Financial Disclosure

The authors received no financial support for the research and/or authorship of this article.

References

  1. Ceylan N, Bayraktaroglu S, Erturk SM, Savas R, Alper H. Pulmonary and vascular manifestations of Behcet disease: imaging findings. AJR Am J Roentgenol 2010;194:W158-64.
  2. Park JH, Chung JW, Joh JH, Song SY, Shin SJ, Chung KS, et al. Aortic and arterial aneurysms in behçet disease: management with stent-grafts—initial experience. Radiology 2001;220:745-50.
  3. Celenk C, Celenk P, Akan H, Bao¤lu A. Pulmonary artery aneurysms due to Behçet's disease: MR imaging and digital subtraction angiography findings. AJR Am J Roentgenol 1999;172:844-5.
  4. Khammar Z, Berrady R, Boukhrissa A, Lamchachti L, Amrani K, Rabhi S, et al. Intracardiac thrombosis in Behçet disease: clinical presentation and outcome of three cases. J Mal Vasc 2011;36:270-3.

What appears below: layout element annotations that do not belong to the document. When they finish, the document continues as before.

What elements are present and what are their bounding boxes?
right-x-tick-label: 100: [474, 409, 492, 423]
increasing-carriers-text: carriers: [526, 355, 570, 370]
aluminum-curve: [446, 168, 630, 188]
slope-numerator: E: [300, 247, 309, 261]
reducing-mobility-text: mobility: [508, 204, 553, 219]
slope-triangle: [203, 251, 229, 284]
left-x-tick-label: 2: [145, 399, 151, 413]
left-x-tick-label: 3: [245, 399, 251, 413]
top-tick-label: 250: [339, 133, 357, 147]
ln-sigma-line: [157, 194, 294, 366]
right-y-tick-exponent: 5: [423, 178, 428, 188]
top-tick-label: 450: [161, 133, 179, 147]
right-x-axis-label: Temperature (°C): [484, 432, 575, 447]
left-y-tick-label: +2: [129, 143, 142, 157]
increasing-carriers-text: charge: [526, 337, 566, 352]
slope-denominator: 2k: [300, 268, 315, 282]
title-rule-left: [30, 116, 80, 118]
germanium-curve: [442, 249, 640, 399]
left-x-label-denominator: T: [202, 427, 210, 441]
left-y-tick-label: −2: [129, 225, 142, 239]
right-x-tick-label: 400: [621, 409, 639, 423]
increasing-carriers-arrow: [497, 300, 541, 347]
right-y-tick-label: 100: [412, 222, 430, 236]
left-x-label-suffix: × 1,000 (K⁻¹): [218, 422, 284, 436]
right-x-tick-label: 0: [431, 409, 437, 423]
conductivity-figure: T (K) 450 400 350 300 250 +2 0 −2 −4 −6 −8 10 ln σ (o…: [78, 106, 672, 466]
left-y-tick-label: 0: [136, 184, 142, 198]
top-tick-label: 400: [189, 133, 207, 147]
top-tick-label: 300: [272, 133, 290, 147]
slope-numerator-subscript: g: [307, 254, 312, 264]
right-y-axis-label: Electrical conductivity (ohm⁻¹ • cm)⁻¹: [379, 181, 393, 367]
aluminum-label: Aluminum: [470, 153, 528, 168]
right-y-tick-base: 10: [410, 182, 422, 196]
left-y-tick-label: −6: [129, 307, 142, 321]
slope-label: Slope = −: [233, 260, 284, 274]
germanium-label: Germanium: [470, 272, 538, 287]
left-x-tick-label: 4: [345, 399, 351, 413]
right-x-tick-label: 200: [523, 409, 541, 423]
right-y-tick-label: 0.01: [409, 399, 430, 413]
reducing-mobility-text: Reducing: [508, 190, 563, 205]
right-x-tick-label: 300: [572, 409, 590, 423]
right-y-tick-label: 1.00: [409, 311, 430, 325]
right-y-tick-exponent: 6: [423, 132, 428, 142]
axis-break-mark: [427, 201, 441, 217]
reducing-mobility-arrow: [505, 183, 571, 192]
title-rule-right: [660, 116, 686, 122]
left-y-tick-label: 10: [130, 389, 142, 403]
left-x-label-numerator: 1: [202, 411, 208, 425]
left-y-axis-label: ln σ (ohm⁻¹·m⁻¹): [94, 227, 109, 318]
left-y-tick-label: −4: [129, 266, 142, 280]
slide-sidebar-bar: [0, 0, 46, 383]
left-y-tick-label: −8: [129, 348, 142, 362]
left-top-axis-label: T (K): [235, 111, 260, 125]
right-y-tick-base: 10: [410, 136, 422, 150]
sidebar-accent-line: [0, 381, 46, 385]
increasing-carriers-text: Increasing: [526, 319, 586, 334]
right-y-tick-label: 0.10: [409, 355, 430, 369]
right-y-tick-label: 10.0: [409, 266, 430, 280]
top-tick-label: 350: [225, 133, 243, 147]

  5. Atzeni F, Sarzi-Puttini P, Doria A, Boiardi L, Pipitone N, Salvarani C. Behçet's disease and cardiovascular involvement. Lupus 2005;14:723-6.
  6. Calamia KT, Schirmer M, Melikoglu M. Major vessel involvement in Behçet’s disease: an update. Curr Opin Rheumatol 2011;23:24-31.

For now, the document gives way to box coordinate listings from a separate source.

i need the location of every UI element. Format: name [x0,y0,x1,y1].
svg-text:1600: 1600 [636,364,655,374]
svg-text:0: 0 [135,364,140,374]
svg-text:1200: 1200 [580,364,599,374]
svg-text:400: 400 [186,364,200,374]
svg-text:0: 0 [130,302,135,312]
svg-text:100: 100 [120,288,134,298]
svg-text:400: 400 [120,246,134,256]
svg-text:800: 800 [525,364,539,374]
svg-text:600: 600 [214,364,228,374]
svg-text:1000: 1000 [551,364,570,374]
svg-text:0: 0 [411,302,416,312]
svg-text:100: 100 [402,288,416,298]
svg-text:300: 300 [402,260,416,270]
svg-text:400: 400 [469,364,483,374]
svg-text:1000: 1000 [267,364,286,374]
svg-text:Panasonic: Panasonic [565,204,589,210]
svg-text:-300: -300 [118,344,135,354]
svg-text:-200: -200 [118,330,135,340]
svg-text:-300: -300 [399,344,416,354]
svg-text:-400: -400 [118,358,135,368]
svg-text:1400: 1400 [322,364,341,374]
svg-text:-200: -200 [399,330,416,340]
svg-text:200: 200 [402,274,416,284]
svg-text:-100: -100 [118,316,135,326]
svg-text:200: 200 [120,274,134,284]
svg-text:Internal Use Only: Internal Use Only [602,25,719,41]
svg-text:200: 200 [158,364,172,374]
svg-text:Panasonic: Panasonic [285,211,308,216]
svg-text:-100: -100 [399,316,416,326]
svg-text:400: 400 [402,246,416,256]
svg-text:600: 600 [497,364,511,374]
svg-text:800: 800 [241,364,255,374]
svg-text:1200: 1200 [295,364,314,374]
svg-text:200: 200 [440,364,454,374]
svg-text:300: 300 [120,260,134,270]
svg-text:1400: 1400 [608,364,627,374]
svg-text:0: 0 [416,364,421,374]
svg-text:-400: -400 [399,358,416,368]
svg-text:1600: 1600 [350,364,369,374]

  7. Schreiber BE, Noor N, Juli CF, Haskard DO. Resolution of Behçet's syndrome associated pulmonary arterial aneurysms with infliximab. Semin Arthritis Rheum 2011;41:482-7.
  8. Mehta P, Laffan M, Haskard DO. Thrombosis and Behçet’s syndrome in non-endemic regions. Rheumatology (Oxford) 2010;49:2003-4.
  9. Endo LM, Rowe SM, Romp RL, Buckmaster MA, Atkinson TP. Pulmonary aneurysms and intracardiac thrombi due to Behçet's disease in an African- American adolescent with oculocutaneous albinism. Clin Rheumatol 2007;26:1537-9.
  10. El Houari T, Oukerraj L, Ghzaiel L, Fellat I, Azeroual M, Serraj K, et al. Management of Behçet disease with multiple complications. Hellenic J Cardiol 2009;50:420-2.
  11. Vivante A, Bujanover Y, Jacobson J, Padeh S, Berkun Y. Intracardiac thrombus and pulmonary aneurysms in an adolescent with Behçet disease. Rheumatol Int 2009;29:575-7.